Девочка объяснила, и юноша тут же исчез. Несколько минут она напряжённо ожидала, что вот-вот к ней присоединится Питер, и от души надеялась, что он так и не придёт. Он не пришёл. Ещё немного понежившись на солнышке, Чармейн решила найти какую-нибудь интересную книгу и погрузиться в любимое занятие. Она унесла поднос на кухню, не забыв ещё раз похвалить себя за отличную придумку с выпроваживанием пузырей. Питер, очевидно, тоже успел побывать на кухне — он захлопнул дверь на задний дворик, оставив распахнутым только окно. Комната потихоньку опять начала наполнятся мыльными пузырями, хотя они всё так же, потоками, стремительно вылетали в окошко. Среди парящих шаров сидела Бродяжка. Её хвост слегка вилял, ударяясь об основание очага, а полный печали взгляд устремлялся на малюсенькую мисочку с едой, едва заметную между её лапищами. Бродяжка наклонила голову и одним махом проглотила свой завтрак, рассчитанный на крохотную собачку.

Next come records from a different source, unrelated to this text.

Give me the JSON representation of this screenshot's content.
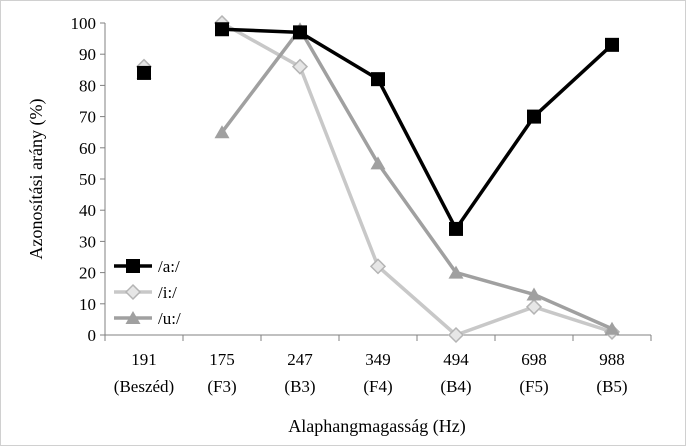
{
  "chart_data": {
    "type": "line",
    "title": "",
    "xlabel": "Alaphangmagasság (Hz)",
    "ylabel": "Azonosítási arány (%)",
    "ylim": [
      0,
      100
    ],
    "yticks": [
      0,
      10,
      20,
      30,
      40,
      50,
      60,
      70,
      80,
      90,
      100
    ],
    "grid": false,
    "legend_position": "bottom-left",
    "categories": [
      {
        "line1": "191",
        "line2": "(Beszéd)"
      },
      {
        "line1": "175",
        "line2": "(F3)"
      },
      {
        "line1": "247",
        "line2": "(B3)"
      },
      {
        "line1": "349",
        "line2": "(F4)"
      },
      {
        "line1": "494",
        "line2": "(B4)"
      },
      {
        "line1": "698",
        "line2": "(F5)"
      },
      {
        "line1": "988",
        "line2": "(B5)"
      }
    ],
    "series": [
      {
        "name": "/a:/",
        "color": "#000000",
        "marker": "square",
        "values": [
          84,
          98,
          97,
          82,
          34,
          70,
          93
        ]
      },
      {
        "name": "/i:/",
        "color": "#c8c8c8",
        "marker": "diamond",
        "values": [
          86,
          100,
          86,
          22,
          0,
          9,
          1
        ]
      },
      {
        "name": "/u:/",
        "color": "#a0a0a0",
        "marker": "triangle",
        "values": [
          84,
          65,
          98,
          55,
          20,
          13,
          2
        ]
      }
    ]
  }
}
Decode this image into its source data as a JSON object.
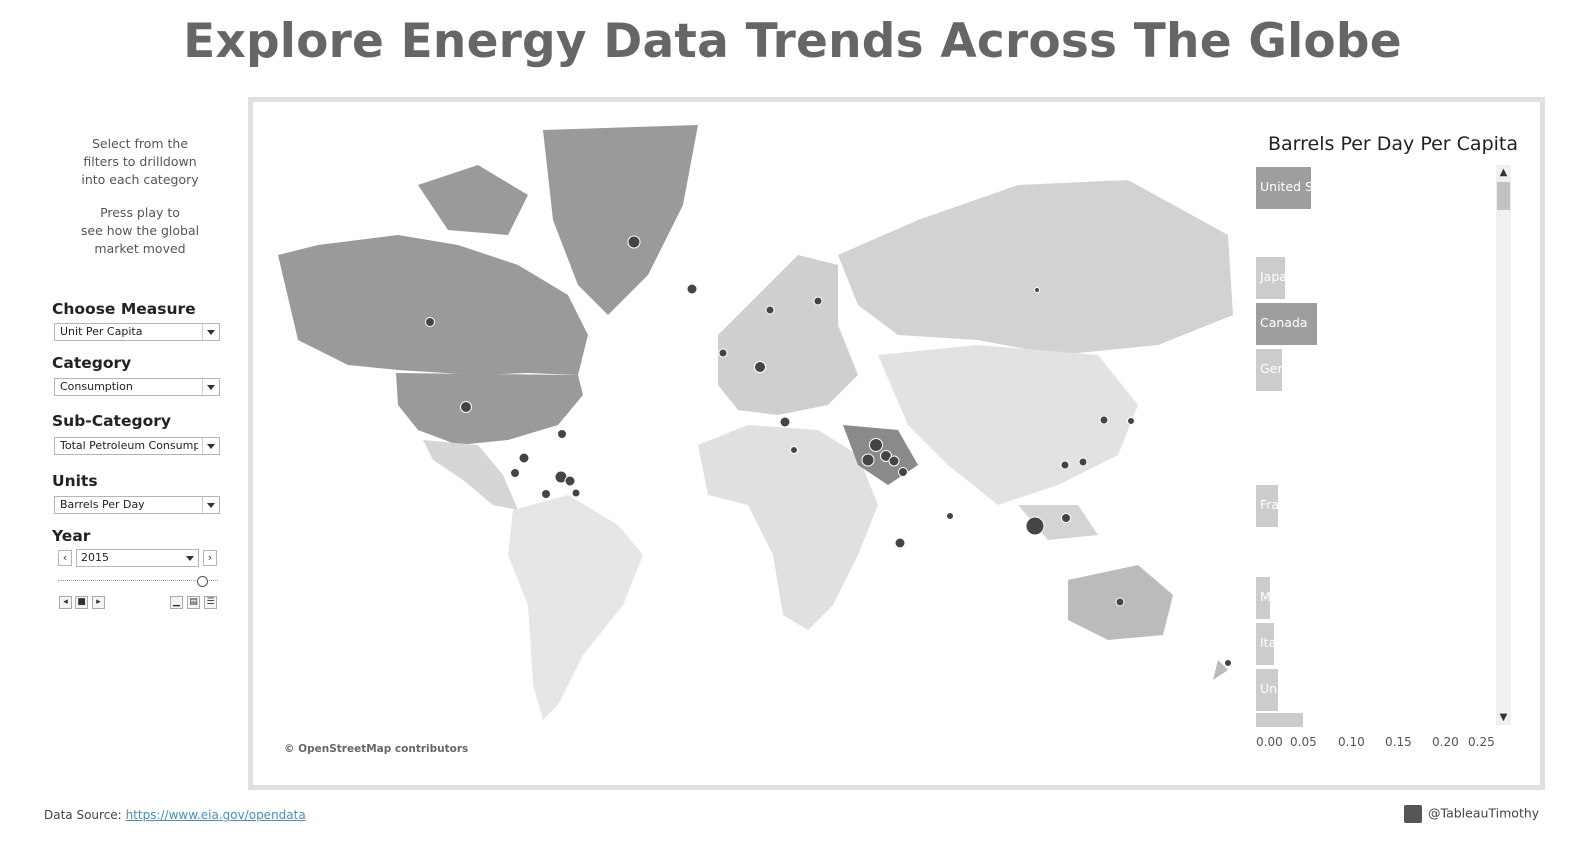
{
  "title": "Explore Energy Data Trends Across The Globe",
  "instructions": {
    "line1": "Select from the",
    "line2": "filters to drilldown",
    "line3": "into each category",
    "line4": "Press play to",
    "line5": "see how the global",
    "line6": "market moved"
  },
  "filters": {
    "measure": {
      "label": "Choose Measure",
      "value": "Unit Per Capita"
    },
    "category": {
      "label": "Category",
      "value": "Consumption"
    },
    "subcategory": {
      "label": "Sub-Category",
      "value": "Total Petroleum Consump..."
    },
    "units": {
      "label": "Units",
      "value": "Barrels Per Day"
    },
    "year": {
      "label": "Year",
      "value": "2015"
    }
  },
  "map": {
    "attribution": "© OpenStreetMap contributors"
  },
  "bar_chart": {
    "title": "Barrels Per Day Per Capita",
    "ticks": [
      "0.00",
      "0.05",
      "0.10",
      "0.15",
      "0.20",
      "0.25"
    ],
    "bars": [
      {
        "label": "United St",
        "value": 0.06,
        "highlight": true
      },
      {
        "label": "Japa",
        "value": 0.031,
        "highlight": false
      },
      {
        "label": "Canada",
        "value": 0.066,
        "highlight": true
      },
      {
        "label": "Ger",
        "value": 0.028,
        "highlight": false
      },
      {
        "label": "Fra",
        "value": 0.024,
        "highlight": false
      },
      {
        "label": "M",
        "value": 0.015,
        "highlight": false
      },
      {
        "label": "Ita",
        "value": 0.02,
        "highlight": false
      },
      {
        "label": "Uni",
        "value": 0.024,
        "highlight": false
      },
      {
        "label": "",
        "value": 0.051,
        "highlight": false
      }
    ]
  },
  "footer": {
    "source_label": "Data Source:",
    "source_url": "https://www.eia.gov/opendata",
    "twitter": "@TableauTimothy"
  },
  "colors": {
    "title": "#666666",
    "bar": "#cccccc",
    "bar_highlight": "#9e9e9e",
    "link": "#4a90b8"
  }
}
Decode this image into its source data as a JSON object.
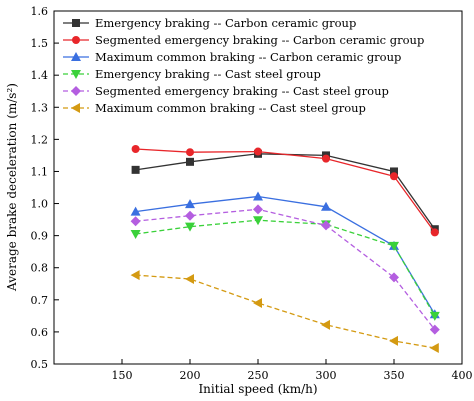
{
  "chart_data": {
    "type": "line",
    "title": "",
    "xlabel": "Initial speed (km/h)",
    "ylabel": "Average brake deceleration (m/s²)",
    "xlim": [
      100,
      400
    ],
    "ylim": [
      0.5,
      1.6
    ],
    "xticks": [
      150,
      200,
      250,
      300,
      350,
      400
    ],
    "yticks": [
      0.5,
      0.6,
      0.7,
      0.8,
      0.9,
      1.0,
      1.1,
      1.2,
      1.3,
      1.4,
      1.5,
      1.6
    ],
    "xtick_labels": [
      "150",
      "200",
      "250",
      "300",
      "350",
      "400"
    ],
    "ytick_labels": [
      "0.5",
      "0.6",
      "0.7",
      "0.8",
      "0.9",
      "1.0",
      "1.1",
      "1.2",
      "1.3",
      "1.4",
      "1.5",
      "1.6"
    ],
    "legend_position": "top-left",
    "grid": false,
    "x": [
      160,
      200,
      250,
      300,
      350,
      380
    ],
    "series": [
      {
        "name": "Emergency braking -- Carbon ceramic group",
        "values": [
          1.105,
          1.13,
          1.155,
          1.15,
          1.1,
          0.92
        ],
        "color": "#333333",
        "marker": "square",
        "dash": "solid"
      },
      {
        "name": "Segmented emergency braking -- Carbon ceramic group",
        "values": [
          1.17,
          1.16,
          1.162,
          1.14,
          1.085,
          0.91
        ],
        "color": "#e8262a",
        "marker": "circle",
        "dash": "solid"
      },
      {
        "name": "Maximum common braking -- Carbon ceramic group",
        "values": [
          0.975,
          0.998,
          1.022,
          0.99,
          0.868,
          0.655
        ],
        "color": "#3a6fe0",
        "marker": "triangle-up",
        "dash": "solid"
      },
      {
        "name": "Emergency braking -- Cast steel group",
        "values": [
          0.905,
          0.928,
          0.948,
          0.935,
          0.868,
          0.65
        ],
        "color": "#3ad13a",
        "marker": "triangle-down",
        "dash": "dashed"
      },
      {
        "name": "Segmented emergency braking -- Cast steel group",
        "values": [
          0.945,
          0.962,
          0.982,
          0.932,
          0.77,
          0.607
        ],
        "color": "#b45ee0",
        "marker": "diamond",
        "dash": "dashed"
      },
      {
        "name": "Maximum common braking -- Cast steel group",
        "values": [
          0.777,
          0.765,
          0.69,
          0.622,
          0.572,
          0.55
        ],
        "color": "#d49a12",
        "marker": "triangle-left",
        "dash": "dashed"
      }
    ]
  }
}
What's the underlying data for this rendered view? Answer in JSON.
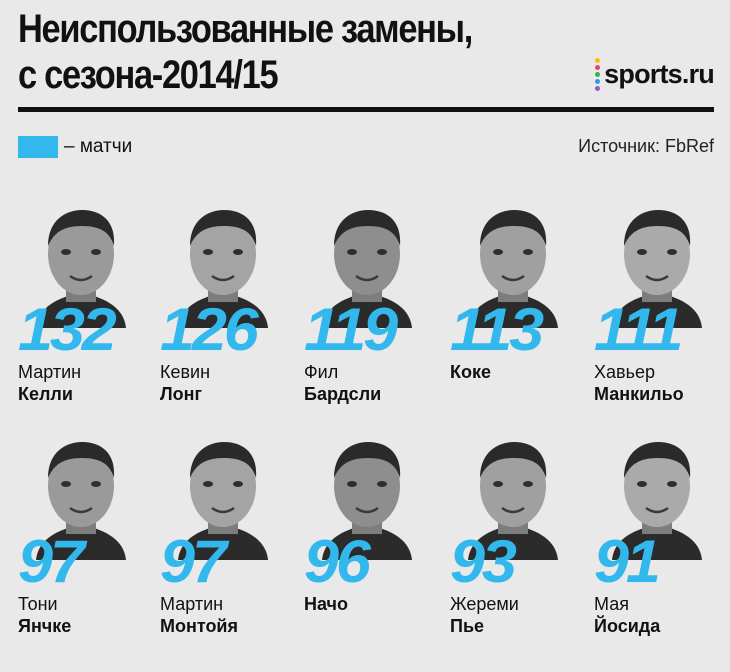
{
  "header": {
    "title_line1": "Неиспользованные замены,",
    "title_line2": "с сезона-2014/15",
    "logo_text": "sports.ru",
    "logo_dot_colors": [
      "#f5c400",
      "#e6427a",
      "#35b24a",
      "#2e9be0",
      "#8e5ec8"
    ]
  },
  "legend": {
    "label": "– матчи",
    "color": "#33b8ee"
  },
  "source": "Источник: FbRef",
  "players": [
    {
      "count": "132",
      "first": "Мартин",
      "last": "Келли"
    },
    {
      "count": "126",
      "first": "Кевин",
      "last": "Лонг"
    },
    {
      "count": "119",
      "first": "Фил",
      "last": "Бардсли"
    },
    {
      "count": "113",
      "first": "",
      "last": "Коке"
    },
    {
      "count": "111",
      "first": "Хавьер",
      "last": "Манкильо"
    },
    {
      "count": "97",
      "first": "Тони",
      "last": "Янчке"
    },
    {
      "count": "97",
      "first": "Мартин",
      "last": "Монтойя"
    },
    {
      "count": "96",
      "first": "",
      "last": "Начо"
    },
    {
      "count": "93",
      "first": "Жереми",
      "last": "Пье"
    },
    {
      "count": "91",
      "first": "Мая",
      "last": "Йосида"
    }
  ]
}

— Ох, бедняжка-Бродяжка, — произнесла Чармейн.
Собака подняла голову и заметила девочку. Хвост-метёлка принялся радостно вилять и постукивать по очагу. Появилась ещё одна мисочка с едой, за ней ещё — через минуту миски с едой полностью окружили Бродяжку.
— Не перестарайся, — предупредила Чармейн, аккуратно ступая среди собачьих мисочек. Она поставила поднос на новообразовавшиеся бельевые мешки и добавила: — Я пойду в кабинет. Если понадоблюсь, заходи.
Бродяжка настолько увлеклась своим завтраком, что, похоже, вовсе не обратила внимания на слова Чармейн. Девочка покинула кухню и вошла в кабинет двоюродного дедушки Уильяма.
За рабочим столом восседал Питер. Поднос со своим завтраком он поставил на пол, а сам листал одну из книжек, ровным рядком расставленных на дальнем конце стола. Сегодня парень выглядел куда приличней: волосы высохли и превратились в пушистые каштановые кудри, а зелёный твидовый костюм сделал из Питера симпатичного юношу. По-видимому, костюм был запасным и от дорожного мешка слегка помялся да и на кухне успел обзавестись несколькими мыльными пятнами от лопнувших пузырей, но, тем не менее, Чармейн осталась довольна. Как только она вошла, Питер захлопнул книгу и быстро поставил её на место. Девочка заметила на его левом большом пальце зелёную резинку. «Так вот как он сюда попал,» — пронеслось у Чармейн в голове.
— Никак не могу разобраться, — начал юноша. — Я знаю, что оно должно быть где-то здесь, но не могу его найти.
— Что ты ищешь? — спросила Чармейн.
— Вчера ты заговорила о лаббоке, — начал рассказывать он, — и я понял, что ничего не знаю об этих существах. Я решил разузнать и начал искать в книгах. Или, может, ты знаешь, кто они такие?
— Знаю только то, что они очень жуткие, — призналась девочка. — Я тоже хотела узнать о них побольше. С чего же нам начать?
— С них, — Питер провёл пальцем по ряду книг. — Этот многотомник — энциклопедия для волшебников. Однако, чтобы ею воспользоваться, нужно точно знать, что ты ищешь.
Чармейн одела очки и оглядела книги. На корешке каждой золотом красовалось «Res Magica», а ниже стоял номер, и шло название. «Том третий, — прочла девочка. — Гиролоптика. Том пятый. Панактикон.» Потом она бросила взгляд в конец ряда. «Том девятнадцатый. Эпохальные перевороты. Том двадцать седьмой. Онейромантия живущих на земле. Том двадцать восьмой. Космическая онейромантия.»